Die Erfindung nimmt dabei Bezug auf einen Stand der Technik,
wie er sich beispielsweise aus der DE-C2-32 37 146 ergibt.
In dieser Patentveröffentlichung ist ein Trennschalter für
eine metallgekapselte gasisolierte Hochspannungsanlage mit
zwei in einer geerdeten, gasisolierten Metallkapselung
angeordneten, miteinander kontaktierbaren oder voneinander
trennbaren Schaltstücken beschrieben, von denen eines längs
einer Achse beweglich geführt ist. Beim Einschalten dieses
Trennschalters können je nach den in der Hochspannungsanlage
herrschenden Potentialverhältnissen zwischen den
Schaltstücken Vorzündungen auftreten. Um zu vermeiden, daß
diese Vorzündungen während des Schaltvorganges nicht zu
Querdurchschlägen und damit zu Kurzschlüssen mit der
geerdeten Kapselung führen, ist hierbei dafür gesorgt, daß
die möglicherweise auftretenden Vorzündungen axial zentriert
sind. Dies wird zum einen dadurch erreicht, daß mit dem als
Stift ausgebildeten beweglichen Schaltstück bis zu einer
Zwischenstellung eine Abschirmung mitbewegt wird. Zum
anderen wird dies aber auch dadurch erreicht, daß am
feststehenden beider Schaltstücke ein als Vorzündelektrode
wirkender, stiftförmiger Nachlaufkontakt vorgesehen ist.

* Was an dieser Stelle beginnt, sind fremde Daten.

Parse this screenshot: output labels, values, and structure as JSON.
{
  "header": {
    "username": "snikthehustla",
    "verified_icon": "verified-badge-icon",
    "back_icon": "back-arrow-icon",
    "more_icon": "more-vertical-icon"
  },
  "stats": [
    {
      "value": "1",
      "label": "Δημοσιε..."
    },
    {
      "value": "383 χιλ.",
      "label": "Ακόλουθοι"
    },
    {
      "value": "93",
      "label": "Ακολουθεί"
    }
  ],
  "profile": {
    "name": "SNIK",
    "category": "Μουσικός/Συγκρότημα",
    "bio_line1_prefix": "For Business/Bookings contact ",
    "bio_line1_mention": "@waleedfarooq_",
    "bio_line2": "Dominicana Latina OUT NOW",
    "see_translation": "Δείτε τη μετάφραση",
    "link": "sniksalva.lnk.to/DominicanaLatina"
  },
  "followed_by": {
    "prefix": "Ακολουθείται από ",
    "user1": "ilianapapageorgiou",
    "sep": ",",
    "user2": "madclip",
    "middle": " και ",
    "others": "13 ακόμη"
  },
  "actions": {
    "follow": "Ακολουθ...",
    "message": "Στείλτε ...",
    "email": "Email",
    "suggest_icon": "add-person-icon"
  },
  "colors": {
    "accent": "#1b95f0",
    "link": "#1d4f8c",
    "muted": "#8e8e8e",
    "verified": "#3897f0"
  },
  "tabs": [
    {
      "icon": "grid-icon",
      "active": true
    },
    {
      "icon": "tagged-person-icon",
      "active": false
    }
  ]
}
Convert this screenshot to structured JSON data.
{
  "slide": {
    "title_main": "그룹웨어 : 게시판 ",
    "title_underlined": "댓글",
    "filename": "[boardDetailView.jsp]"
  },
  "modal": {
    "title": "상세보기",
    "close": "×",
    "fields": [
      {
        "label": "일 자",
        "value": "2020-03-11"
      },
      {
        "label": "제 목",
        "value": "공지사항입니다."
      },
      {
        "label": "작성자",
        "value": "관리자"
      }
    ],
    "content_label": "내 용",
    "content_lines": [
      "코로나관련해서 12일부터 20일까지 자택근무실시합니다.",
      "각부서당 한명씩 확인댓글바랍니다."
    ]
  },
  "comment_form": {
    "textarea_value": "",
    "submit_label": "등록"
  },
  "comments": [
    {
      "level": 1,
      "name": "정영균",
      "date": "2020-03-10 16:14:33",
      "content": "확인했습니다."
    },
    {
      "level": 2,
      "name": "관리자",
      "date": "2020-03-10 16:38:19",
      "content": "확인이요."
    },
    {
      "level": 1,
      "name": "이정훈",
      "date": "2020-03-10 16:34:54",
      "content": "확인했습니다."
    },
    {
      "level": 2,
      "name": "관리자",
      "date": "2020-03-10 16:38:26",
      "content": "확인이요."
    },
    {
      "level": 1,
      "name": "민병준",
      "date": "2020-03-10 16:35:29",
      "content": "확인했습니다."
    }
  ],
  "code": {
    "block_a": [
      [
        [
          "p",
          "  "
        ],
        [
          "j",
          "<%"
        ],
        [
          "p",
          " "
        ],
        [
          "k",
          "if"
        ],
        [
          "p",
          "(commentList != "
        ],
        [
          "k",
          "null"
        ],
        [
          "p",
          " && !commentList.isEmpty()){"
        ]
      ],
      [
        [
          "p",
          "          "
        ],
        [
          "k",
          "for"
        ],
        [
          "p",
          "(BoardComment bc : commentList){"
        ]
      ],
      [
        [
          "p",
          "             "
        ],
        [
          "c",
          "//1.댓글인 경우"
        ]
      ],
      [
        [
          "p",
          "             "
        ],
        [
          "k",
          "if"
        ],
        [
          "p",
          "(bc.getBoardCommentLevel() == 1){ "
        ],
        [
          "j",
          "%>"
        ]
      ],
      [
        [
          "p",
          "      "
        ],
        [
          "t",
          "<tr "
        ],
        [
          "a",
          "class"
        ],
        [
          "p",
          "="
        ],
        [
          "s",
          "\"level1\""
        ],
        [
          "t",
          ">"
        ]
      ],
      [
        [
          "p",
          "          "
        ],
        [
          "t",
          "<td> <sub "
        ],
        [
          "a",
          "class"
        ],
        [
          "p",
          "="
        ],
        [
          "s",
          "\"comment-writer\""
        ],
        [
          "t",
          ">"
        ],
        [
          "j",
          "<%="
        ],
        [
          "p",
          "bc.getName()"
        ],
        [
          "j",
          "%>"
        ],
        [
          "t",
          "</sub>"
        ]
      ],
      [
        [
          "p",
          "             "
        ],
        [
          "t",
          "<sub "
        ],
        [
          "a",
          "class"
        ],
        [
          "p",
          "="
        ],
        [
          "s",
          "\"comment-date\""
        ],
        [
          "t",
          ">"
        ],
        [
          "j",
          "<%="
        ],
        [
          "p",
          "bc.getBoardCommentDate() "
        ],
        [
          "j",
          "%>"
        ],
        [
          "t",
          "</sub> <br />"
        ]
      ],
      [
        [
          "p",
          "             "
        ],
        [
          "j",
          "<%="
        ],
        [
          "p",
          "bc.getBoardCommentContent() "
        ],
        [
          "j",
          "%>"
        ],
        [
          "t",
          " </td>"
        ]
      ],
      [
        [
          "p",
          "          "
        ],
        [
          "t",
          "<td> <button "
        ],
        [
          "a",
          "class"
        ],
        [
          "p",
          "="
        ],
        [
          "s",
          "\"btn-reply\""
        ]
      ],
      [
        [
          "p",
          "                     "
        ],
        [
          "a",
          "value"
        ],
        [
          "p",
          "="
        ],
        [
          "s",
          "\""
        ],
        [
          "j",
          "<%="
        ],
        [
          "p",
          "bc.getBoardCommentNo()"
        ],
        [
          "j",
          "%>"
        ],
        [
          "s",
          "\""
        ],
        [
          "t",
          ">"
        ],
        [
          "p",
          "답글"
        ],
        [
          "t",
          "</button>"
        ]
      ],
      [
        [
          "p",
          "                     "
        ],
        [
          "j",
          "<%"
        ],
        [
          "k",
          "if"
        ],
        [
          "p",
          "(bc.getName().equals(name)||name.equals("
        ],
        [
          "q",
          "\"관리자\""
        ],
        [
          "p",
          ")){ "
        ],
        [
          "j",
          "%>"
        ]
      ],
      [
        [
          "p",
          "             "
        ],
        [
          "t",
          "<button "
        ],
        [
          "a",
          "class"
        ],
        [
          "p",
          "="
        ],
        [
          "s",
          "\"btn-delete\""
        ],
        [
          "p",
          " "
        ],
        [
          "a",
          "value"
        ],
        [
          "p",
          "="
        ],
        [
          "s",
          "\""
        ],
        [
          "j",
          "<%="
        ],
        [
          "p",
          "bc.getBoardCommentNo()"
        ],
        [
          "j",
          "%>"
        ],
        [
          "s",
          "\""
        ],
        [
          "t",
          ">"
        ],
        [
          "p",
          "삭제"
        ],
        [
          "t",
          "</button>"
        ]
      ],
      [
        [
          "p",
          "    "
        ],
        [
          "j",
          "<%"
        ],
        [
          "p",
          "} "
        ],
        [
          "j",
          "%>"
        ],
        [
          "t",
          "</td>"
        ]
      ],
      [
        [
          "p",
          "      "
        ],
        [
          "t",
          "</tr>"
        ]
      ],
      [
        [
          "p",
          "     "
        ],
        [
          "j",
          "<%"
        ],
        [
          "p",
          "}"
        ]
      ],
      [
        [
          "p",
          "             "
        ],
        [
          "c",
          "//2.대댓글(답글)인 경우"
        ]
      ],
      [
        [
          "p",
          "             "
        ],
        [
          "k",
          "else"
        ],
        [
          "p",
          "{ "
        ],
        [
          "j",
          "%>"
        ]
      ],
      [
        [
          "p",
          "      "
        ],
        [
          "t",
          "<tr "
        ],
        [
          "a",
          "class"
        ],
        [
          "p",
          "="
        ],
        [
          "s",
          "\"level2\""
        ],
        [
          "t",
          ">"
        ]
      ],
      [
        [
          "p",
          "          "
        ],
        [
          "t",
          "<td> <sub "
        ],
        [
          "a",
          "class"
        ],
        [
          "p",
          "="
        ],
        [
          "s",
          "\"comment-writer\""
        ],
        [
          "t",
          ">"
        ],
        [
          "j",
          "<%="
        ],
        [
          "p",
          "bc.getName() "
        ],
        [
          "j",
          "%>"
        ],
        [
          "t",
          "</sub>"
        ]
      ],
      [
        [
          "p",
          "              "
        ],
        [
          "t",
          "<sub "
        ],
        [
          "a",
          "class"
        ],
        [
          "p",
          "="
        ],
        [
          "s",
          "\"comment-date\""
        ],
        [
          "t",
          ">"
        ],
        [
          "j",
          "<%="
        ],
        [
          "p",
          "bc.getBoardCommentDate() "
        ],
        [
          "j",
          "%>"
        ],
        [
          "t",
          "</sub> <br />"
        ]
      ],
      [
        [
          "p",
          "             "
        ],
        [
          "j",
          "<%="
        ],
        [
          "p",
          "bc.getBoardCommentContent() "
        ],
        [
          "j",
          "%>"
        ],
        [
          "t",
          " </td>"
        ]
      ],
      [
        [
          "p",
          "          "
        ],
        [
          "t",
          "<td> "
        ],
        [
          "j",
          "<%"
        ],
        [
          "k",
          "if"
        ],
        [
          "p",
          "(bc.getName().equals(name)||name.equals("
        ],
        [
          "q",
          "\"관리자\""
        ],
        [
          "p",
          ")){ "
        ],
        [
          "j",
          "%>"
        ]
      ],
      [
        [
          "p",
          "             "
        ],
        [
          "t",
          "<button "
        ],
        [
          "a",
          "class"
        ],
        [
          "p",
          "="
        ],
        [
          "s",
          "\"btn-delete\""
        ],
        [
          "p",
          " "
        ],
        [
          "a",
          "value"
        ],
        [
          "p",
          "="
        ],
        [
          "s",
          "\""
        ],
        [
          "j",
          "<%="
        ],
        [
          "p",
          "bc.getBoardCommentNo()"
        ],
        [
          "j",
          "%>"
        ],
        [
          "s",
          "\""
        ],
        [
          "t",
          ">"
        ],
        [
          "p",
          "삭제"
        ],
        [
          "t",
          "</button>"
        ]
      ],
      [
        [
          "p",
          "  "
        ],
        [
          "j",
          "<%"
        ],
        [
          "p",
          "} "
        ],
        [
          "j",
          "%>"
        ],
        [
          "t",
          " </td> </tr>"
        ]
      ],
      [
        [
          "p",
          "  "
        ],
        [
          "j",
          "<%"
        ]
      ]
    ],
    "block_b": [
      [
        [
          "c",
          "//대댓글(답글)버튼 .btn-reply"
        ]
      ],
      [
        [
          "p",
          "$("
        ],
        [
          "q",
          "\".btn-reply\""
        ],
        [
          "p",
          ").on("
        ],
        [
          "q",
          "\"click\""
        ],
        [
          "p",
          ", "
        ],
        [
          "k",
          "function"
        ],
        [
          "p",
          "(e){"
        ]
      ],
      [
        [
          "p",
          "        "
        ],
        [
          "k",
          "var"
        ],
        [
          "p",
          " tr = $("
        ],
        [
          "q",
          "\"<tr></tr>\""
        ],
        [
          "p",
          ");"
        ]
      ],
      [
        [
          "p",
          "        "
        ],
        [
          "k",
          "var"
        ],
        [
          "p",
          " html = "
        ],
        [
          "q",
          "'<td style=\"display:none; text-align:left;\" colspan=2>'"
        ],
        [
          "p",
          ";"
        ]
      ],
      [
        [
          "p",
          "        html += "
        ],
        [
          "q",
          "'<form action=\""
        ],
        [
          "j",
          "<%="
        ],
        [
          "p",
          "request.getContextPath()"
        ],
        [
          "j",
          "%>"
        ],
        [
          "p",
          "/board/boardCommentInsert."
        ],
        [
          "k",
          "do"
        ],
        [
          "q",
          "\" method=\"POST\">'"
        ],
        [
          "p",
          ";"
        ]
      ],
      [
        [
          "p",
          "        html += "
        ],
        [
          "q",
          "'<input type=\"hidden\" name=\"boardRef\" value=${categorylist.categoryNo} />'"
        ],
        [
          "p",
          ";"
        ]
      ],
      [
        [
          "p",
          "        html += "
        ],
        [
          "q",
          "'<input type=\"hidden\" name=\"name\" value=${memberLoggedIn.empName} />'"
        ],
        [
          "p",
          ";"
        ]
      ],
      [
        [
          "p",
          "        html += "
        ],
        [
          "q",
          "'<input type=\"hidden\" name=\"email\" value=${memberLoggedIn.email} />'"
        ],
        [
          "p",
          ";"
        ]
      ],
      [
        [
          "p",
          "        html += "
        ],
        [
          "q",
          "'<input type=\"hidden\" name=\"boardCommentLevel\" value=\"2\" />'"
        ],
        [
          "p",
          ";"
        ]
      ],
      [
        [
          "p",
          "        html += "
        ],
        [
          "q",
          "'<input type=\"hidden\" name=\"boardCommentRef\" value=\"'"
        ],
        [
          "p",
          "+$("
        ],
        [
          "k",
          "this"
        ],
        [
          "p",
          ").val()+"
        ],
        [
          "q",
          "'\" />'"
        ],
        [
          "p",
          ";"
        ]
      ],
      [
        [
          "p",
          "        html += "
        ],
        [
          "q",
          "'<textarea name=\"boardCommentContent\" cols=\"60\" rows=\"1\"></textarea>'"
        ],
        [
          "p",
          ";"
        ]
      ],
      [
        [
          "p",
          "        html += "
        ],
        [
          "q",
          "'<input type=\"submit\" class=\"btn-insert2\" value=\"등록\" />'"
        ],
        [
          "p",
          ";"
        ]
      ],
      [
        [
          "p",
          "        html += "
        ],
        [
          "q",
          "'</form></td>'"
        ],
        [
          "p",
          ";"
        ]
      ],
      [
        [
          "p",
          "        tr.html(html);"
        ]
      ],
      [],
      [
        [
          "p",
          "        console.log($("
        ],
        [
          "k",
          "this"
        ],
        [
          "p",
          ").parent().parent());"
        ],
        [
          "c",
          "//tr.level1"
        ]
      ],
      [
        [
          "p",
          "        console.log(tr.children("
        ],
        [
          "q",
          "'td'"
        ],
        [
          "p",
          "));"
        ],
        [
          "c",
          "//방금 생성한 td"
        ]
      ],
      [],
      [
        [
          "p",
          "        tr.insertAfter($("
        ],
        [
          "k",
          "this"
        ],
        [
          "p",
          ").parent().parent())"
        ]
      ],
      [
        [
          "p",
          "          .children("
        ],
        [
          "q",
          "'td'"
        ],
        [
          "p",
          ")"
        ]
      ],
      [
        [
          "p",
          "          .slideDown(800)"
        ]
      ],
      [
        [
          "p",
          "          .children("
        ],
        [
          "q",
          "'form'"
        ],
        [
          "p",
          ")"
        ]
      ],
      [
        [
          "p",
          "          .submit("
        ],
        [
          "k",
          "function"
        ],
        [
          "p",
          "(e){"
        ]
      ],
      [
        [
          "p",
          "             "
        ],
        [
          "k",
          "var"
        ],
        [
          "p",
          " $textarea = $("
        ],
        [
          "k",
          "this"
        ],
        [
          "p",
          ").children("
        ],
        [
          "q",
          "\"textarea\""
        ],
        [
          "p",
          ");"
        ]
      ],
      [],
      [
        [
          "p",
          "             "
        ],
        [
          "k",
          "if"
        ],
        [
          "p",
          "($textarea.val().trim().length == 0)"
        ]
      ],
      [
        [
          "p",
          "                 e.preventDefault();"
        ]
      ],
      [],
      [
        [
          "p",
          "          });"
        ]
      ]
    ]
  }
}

Dieser Trennschalter weist eine vergleichsweise große
axiale Ausdehnung aus. Dies ist dadurch bedingt, daß durch
den Nachlaufkontakt zusätzliche Konstruktionselemente in das
feststehende Schaltstück eingebracht werden, welche in
axialer Richtung eine erhebliche Ausdehnung besitzen und
hochspannungsmäßig abgeschirmt werden müssen. Dies führt zu
einer nicht unerheblichen Vergrößerung der bereits zu einem
großen Teil durch die Isolierdistanz der offenen
Trennstrecke bestimmten Trennschaltergeometrie in axialer
Richtung.
Der Erfindung, wie sie in Patentanspruch 1 definiert ist,
liegt die Aufgabe zugrunde, einen Trennschalter für eine
metallgekapselte gasisolierte Hochspannungsanlage der
eingangs genannten Art anzugeben, bei dem trotz geringer
Abmessungen in axialer Richtung unerwünschte
Querdurchschläge nahezu vollständig unterdrückt werden.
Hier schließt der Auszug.